Un archevêque aux positions franches et courageuses

Lyon, 16septembre(APIC) Le cardinal Albert Decourtray, archevêque de Lyon

et membre de l’Académie Française, est décédé vendredi en fin d’après-midi

à Lyon des suites d’une hémorragie cérébrale dont il a été victime lundi.

Plongé dans un coma profond, la vie du cardinal «n’a pas été maintenue artificiellement», précisait jeudi l’archevêché de Lyon.

Mgr Decourtray a joué ces dernières années un rôle important dans les

relations avec les juifs notamment dans le cadre de l’affaire du carmel

d’Auschwitz. Son engagement avait également été remarqué lorsqu’il avait

ordonné une enquête sur le milicien de Vichy, Paul Touvier, qui durant des

décennies avait bénéficié d’appuis et de protections dans de nombreux milieux ecclésiatiques français.

Albert Decourtray est né à Wattignies, dans le Nord de la France, le 9

avril 1923. Ordonné prêtre à Lille le 29 juin 1947, il poursuit ensuite ses

études à Rome. Il en sort docteur en théologie et licencié ès-sciences bibliques. L’année suivante, il est nommé directeur au Grand séminaire de

Lille. En 1958, il est chargé des jeunes prêtres puis de la formation permanente du clergé. A partir de 1965, Mgr Decourtray s’occupe, au plan national, de la coordination des responsables de la formation des jeunes prêtres. 7 ans plus tard, le 1er juin 1971, il est nommé évêque auxiliaire de

Dijon avant d’accéder trois ans plus tard au siège épiscopal de cette même

ville. Mgr Decourtray fut ensuite nommé archevêque de Lyon, Primat des Gaules, le 5 novembre 1981, succédant au cardinal Alexandre Renard.
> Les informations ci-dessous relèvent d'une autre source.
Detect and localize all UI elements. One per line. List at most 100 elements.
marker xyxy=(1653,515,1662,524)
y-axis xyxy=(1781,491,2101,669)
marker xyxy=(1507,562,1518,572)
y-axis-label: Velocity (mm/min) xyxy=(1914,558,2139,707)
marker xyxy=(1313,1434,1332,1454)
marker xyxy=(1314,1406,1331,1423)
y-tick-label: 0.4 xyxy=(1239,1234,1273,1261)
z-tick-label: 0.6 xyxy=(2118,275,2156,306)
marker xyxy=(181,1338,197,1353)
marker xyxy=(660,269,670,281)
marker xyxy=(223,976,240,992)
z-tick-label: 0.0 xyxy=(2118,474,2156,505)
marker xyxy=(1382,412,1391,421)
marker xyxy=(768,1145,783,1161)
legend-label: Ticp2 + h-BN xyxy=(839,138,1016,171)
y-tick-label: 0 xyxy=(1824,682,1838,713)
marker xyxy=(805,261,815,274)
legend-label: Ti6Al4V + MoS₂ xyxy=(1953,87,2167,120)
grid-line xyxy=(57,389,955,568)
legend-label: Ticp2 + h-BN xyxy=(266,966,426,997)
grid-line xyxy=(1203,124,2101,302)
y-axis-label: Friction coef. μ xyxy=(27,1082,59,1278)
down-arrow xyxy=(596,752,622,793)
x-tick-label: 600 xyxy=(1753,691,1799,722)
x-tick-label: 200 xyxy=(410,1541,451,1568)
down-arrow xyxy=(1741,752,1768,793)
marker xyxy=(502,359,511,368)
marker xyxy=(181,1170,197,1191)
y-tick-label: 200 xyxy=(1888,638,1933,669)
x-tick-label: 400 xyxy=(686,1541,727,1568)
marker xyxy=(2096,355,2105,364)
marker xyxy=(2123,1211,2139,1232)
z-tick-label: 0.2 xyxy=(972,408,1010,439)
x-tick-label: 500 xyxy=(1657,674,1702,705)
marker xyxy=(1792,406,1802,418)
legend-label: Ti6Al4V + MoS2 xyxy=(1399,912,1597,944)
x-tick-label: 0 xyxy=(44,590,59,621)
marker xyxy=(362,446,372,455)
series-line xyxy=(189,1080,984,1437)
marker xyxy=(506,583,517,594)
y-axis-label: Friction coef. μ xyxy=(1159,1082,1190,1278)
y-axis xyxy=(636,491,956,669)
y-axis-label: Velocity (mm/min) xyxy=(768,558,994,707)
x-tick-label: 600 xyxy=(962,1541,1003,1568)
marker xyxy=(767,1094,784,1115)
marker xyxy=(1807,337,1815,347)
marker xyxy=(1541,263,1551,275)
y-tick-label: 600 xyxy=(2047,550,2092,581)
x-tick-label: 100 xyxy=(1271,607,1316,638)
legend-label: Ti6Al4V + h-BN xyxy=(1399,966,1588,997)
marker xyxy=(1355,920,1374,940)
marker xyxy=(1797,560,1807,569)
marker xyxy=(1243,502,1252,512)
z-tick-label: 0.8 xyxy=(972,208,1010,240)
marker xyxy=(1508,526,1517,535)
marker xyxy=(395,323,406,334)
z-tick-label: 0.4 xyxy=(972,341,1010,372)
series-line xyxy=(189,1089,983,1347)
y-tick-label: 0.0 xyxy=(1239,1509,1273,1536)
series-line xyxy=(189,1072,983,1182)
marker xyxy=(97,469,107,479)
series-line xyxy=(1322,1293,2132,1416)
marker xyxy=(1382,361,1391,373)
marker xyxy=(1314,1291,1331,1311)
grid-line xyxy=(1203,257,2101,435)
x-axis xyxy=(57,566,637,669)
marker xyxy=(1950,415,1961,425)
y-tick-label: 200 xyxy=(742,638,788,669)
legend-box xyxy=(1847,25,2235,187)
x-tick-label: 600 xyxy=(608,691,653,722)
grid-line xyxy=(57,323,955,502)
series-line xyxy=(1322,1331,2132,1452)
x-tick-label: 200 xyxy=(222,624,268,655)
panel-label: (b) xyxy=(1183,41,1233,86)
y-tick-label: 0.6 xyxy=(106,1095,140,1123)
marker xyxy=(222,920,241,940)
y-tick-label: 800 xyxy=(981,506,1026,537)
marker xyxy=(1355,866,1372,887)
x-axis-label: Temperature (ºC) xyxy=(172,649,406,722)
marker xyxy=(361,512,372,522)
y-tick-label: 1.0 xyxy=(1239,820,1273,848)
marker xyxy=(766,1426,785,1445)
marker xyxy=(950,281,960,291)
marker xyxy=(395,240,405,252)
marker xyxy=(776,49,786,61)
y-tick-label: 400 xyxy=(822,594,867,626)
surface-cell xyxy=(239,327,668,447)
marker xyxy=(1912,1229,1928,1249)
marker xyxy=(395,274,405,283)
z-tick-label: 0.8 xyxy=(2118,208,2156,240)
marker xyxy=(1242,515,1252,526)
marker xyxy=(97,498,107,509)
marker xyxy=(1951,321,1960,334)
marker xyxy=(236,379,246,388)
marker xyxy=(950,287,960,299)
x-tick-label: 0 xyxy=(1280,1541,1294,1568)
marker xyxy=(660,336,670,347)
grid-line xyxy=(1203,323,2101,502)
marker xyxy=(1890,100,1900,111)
Au cours

du Consistoire du 25 mai 1985, le pape Jean Paul II le nomme cardinal. Membre du Conseil pontifical pour l’unité des chrétiens et membre du Conseil

pontifical pour le dialogue entre religions, il est nommé, en 1986, membre

du Conseil des cardinaux pour l’étude des problèmes économiques et d’organisation du Saint-Siège. De 1987 à 1990, il sera président de la Conférence

épiscopale de France. Le cardinal Decourtray a également obtenu le Prix des

Droits de l’Homme en 1987. Il est élu à l’Académie Française le 1er juillet

1993, au siège du professeur Jean Hamburger.

Plusieurs fois à «L’Heure de vérité»

Son tempérament affable et son goût de la simplicité, dont témoignent

ses passages répétés à «L’Heure de vérité», sur la télévision française,

ont largement contribué à sa popularité. Se considérant lui même comme

«conservateur de l’avenir», le cardinal a régulièrement été à la une des

médias pour ses prises de positions franches et ne craignant pas la contradiction.

Dans le cadre de l’affaire Touvier, il avait mis sur pied une commission

d’historiens chargée d’examiner les liens entre l’Eglise et le milicien de

Vichy, Paul Touvier, inculpé de crimes contre l’humanité. Le cardinal avait

d’ailleurs ouvert les archives du diocèse de Lyon.

Son intérêt pour les relations entre juifs et catholiques s’était notamment manifesté lors de l’affaire du carmel d’Auschwitz. Il fut négociateur

et co-signataire de la déclaration signée à Genève en 1987 pour le transfert du carmel hors de l’enceinte de l’ancien camp de concentration

d’Auschwitz-Birkenau. Un engagement qui lui avait valu le prix des droits

de l’homme de l’organisation juive Bnai Brith en 1991.

Ami du Liban, il s’était engagé contre la guerre en demandant aux

Français de répondre à l’appel du pape Jean Paul II et en se rendant en

pleine guerre dans ce pays martyr.

Sa prise de position en faveur de la guerre du Golfe, en 1991, n’avait

pas manqué de susciter de vives réactions parmi les catholiques français.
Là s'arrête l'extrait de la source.